Underdetermined Equations
My undergraduate degree was in Mathematics from the University of Chicago, where I had taken a course on linear algebra from Alberto P. Calderón (Christ et al., 1998). Thus I was keenly aware that in CT with ART we were taking the unusual step of solving for many more unknowns than we had equations. It may have been his belief that this was “impossible” (personal communication, 1974) that constrained Hounsfield’s use of his ART-like algorithm to the overdetermined case, i.e., many more projections than necessary, and this attitude may be the original cause of the high dose of CT to patients, because commercial medical scanners until recently have not deviated in concept from EMI’s lead in turning away from ART to FBP.

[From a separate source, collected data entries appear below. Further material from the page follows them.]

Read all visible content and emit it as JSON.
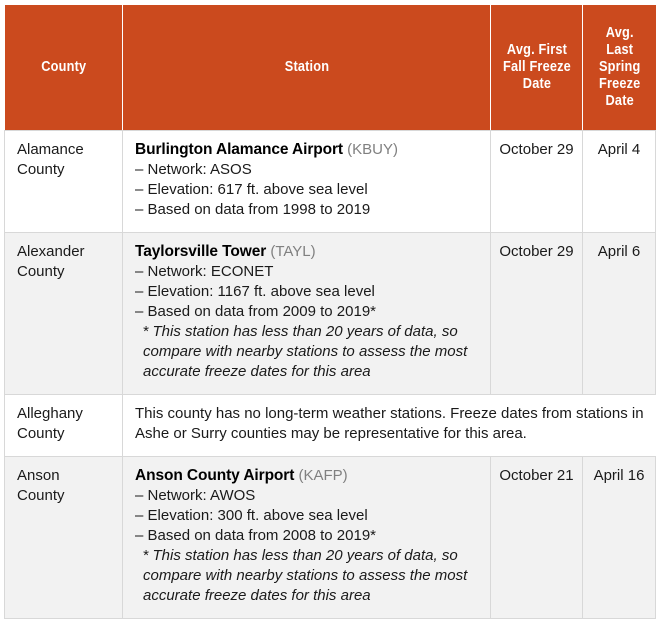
{
  "table": {
    "columns": [
      {
        "key": "county",
        "label": "County"
      },
      {
        "key": "station",
        "label": "Station"
      },
      {
        "key": "fall",
        "label": "Avg. First Fall Freeze Date"
      },
      {
        "key": "spring",
        "label": "Avg. Last Spring Freeze Date"
      }
    ],
    "header_bg": "#CB4A1E",
    "header_text_color": "#FFFFFF",
    "stripe_bg": "#F2F2F2",
    "rows": [
      {
        "county": "Alamance\nCounty",
        "station_name": "Burlington Alamance Airport",
        "station_code": "(KBUY)",
        "details": [
          "– Network: ASOS",
          "– Elevation: 617 ft. above sea level",
          "– Based on data from 1998 to 2019"
        ],
        "footnote": "",
        "fall": "October 29",
        "spring": "April 4",
        "striped": false,
        "full_width_note": ""
      },
      {
        "county": "Alexander\nCounty",
        "station_name": "Taylorsville Tower",
        "station_code": "(TAYL)",
        "details": [
          "– Network: ECONET",
          "– Elevation: 1167 ft. above sea level",
          "– Based on data from 2009 to 2019*"
        ],
        "footnote": "* This station has less than 20 years of data, so compare with nearby stations to assess the most accurate freeze dates for this area",
        "fall": "October 29",
        "spring": "April 6",
        "striped": true,
        "full_width_note": ""
      },
      {
        "county": "Alleghany\nCounty",
        "station_name": "",
        "station_code": "",
        "details": [],
        "footnote": "",
        "fall": "",
        "spring": "",
        "striped": false,
        "full_width_note": "This county has no long-term weather stations. Freeze dates from stations in Ashe or Surry counties may be representative for this area."
      },
      {
        "county": "Anson\nCounty",
        "station_name": "Anson County Airport",
        "station_code": "(KAFP)",
        "details": [
          "– Network: AWOS",
          "– Elevation: 300 ft. above sea level",
          "– Based on data from 2008 to 2019*"
        ],
        "footnote": "* This station has less than 20 years of data, so compare with nearby stations to assess the most accurate freeze dates for this area",
        "fall": "October 21",
        "spring": "April 16",
        "striped": true,
        "full_width_note": ""
      }
    ]
  }
}
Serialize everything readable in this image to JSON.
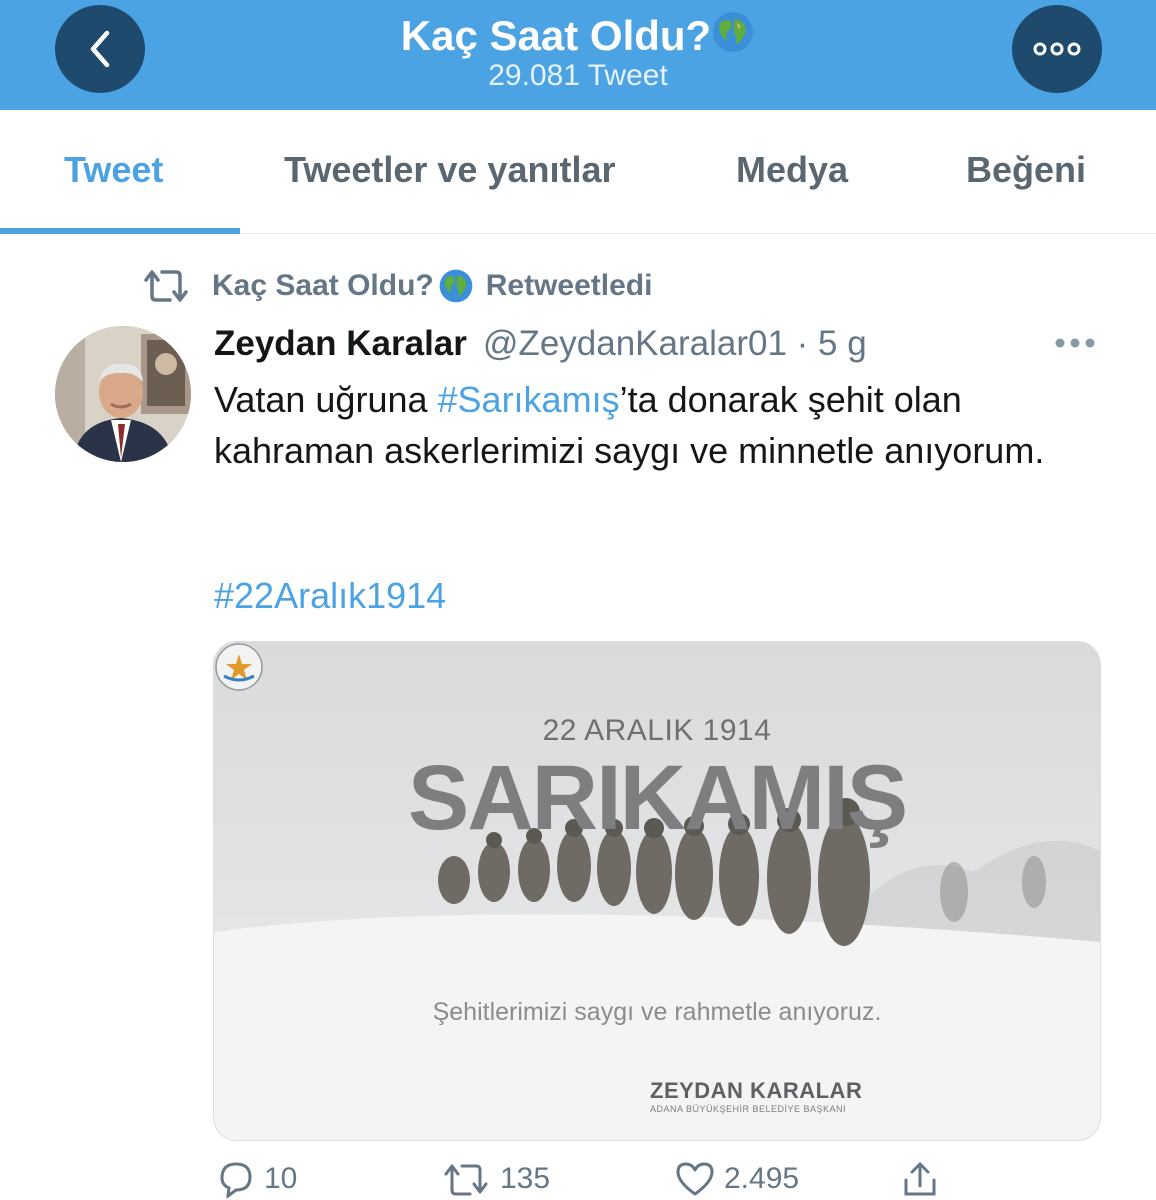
{
  "header": {
    "title": "Kaç Saat Oldu?",
    "title_icon": "globe-icon",
    "subtitle": "29.081 Tweet",
    "background": "#4ba3e3",
    "back_icon": "chevron-left-icon",
    "more_icon": "more-horizontal-icon"
  },
  "tabs": [
    {
      "label": "Tweet",
      "active": true
    },
    {
      "label": "Tweetler ve yanıtlar",
      "active": false
    },
    {
      "label": "Medya",
      "active": false
    },
    {
      "label": "Beğeni",
      "active": false
    }
  ],
  "retweet": {
    "icon": "retweet-icon",
    "by": "Kaç Saat Oldu?",
    "label": "Retweetledi"
  },
  "tweet": {
    "author_name": "Zeydan Karalar",
    "author_handle": "@ZeydanKaralar01 · 5 g",
    "text_before": "Vatan uğruna ",
    "hashtag_1": "#Sarıkamış",
    "text_after": "’ta donarak şehit olan kahraman askerlerimizi saygı ve minnetle anıyorum.",
    "hashtag_2": "#22Aralık1914",
    "media": {
      "date": "22 ARALIK 1914",
      "headline": "SARIKAMIŞ",
      "caption": "Şehitlerimizi saygı ve rahmetle anıyoruz.",
      "org_name": "ZEYDAN KARALAR",
      "org_sub": "ADANA BÜYÜKŞEHİR BELEDİYE BAŞKANI"
    },
    "actions": {
      "replies": "10",
      "retweets": "135",
      "likes": "2.495"
    }
  },
  "colors": {
    "accent": "#4ba3e3",
    "header_button": "#1e4a6e",
    "muted": "#657786"
  }
}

In terms of dose for equivalent image quality: ART with fewer views \lt \lt overdetermined ART is about the same as FBP. The consequences have been a significant increase in dose to populations due to CT (Huda, 2002; Linton & Mettler Jr, 2003; Dawson, 2004; Prokop, 2005; Bertell, Ehrle & Schmitz-Feuerhake, 2007; Colang, Killion & Vano, 2007). I did my own “back of the envelope“ calculation a few years ago, given in the next section. Breast CT may end up being the leader in correcting this situation, because no one has advocated any higher dose for 3D screening than the 2 mGy that has become the practice in ordinary mammography (Spelic, 2009).

on page 17
It will be interesting to compare this highly nonlinear pattern recognition approach with recently developed statistical inverse methods that generate alternative solutions to the equations from different samplings of matrices containing white noise (Kaipio & Somersalo, 2004).
and
Focus on Breast Cancer Detection
I don’t recall exactly what got me started on the application of CT to breast imaging, but when I proposed to a large NIH audience of 500 or so people that we could screen women to detect small tumors, and it would take only a week of computing time per exam, I was greeted with derisive laughter (Gordon, 1976b).
I really wanted to put more of that paper in the entry, but it would be unfair to the rest of the paper, so go read it. I'll most probably talk more about this paper and MIA in the future.Thank you Dick for the paper, thank you Xiaochuan Pan, Emil Sidky and Michael Vannier for the other paper and thank you to Gabriel Peyré , Laurent Cohen and Frédéric Barbaresco for organizing MIA09.